I have a machine (Minisforum MS-01) is able to be discovered but fails to commission. The failure is odd. I have attached a screenshot from the remote KVM but it seems to download the scripts just fine but appears to timeout during the 20-maas-02-dhcp-unconfigured-ifaces script. I have tried many network combinations to see if it is a certain config that is causing problems. When I browse to that URL I am able to get the response back no problem.
To be honest I am not sure where to start with troubleshooting this as I am not sure I am able to log into the machine via the console during that process to view the network stack.
It actually has 4 NIC’s in total. 2x2.5G and 2x10G SFP+
My hope was to be able to bond the 2.5G ports.
The 2.5G ports are both on the same native VLAN. (vlan18) Which is the same vlan/subnet MAAS is on. the 2 x 10G interfaces are on a non-routed unmanaged switch that I use for my storage network.
My router services dhcp for vlan1 (different subnet).
vlan18 is dedicated to MAAS for both DNS and DHCP. MAAS is of course a statically assigned IP.
Interestingly enough. When I look at the ports during discovery and commissioning it appears that the non PXE nic never comes up all the way.

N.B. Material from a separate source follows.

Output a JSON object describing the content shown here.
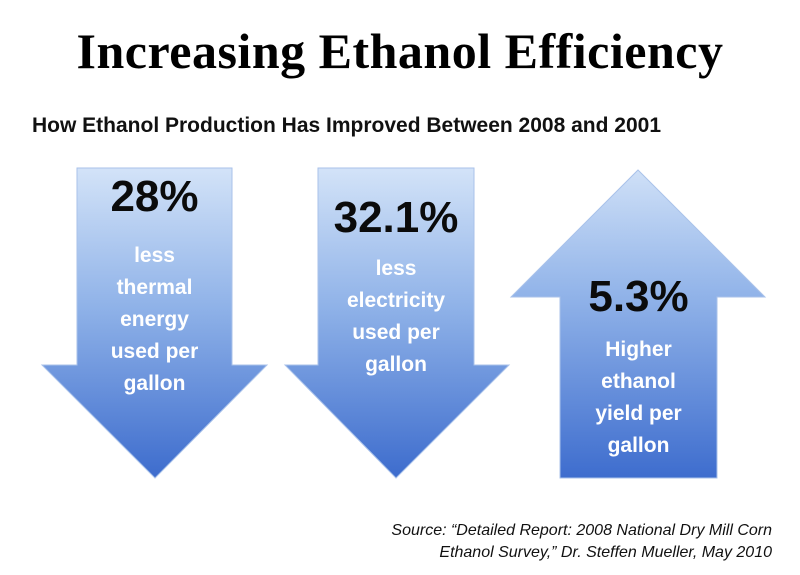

It stays in a FastEthernet state (I believe that means 100M) while the other one registers as a full 2.5G
More color around these ports. They are vPro (AMT) capable ports. So while the machine is “off” these ports remain on in a low power state to allow for AMT remote access. It feels to me that the second port is not fully coming “UP” during the pxe process.
Well, I am seeing the same behavior with an old beelink mini pc I have laying around. When I provision to LXD, running on the maas server I do not see this.
Welp, jumbo frames appear to be the cause of all of these problems. A little packet snooping showed a lot of re-transmits and malformed packets. While I would like this to be set, that is a problem for another day.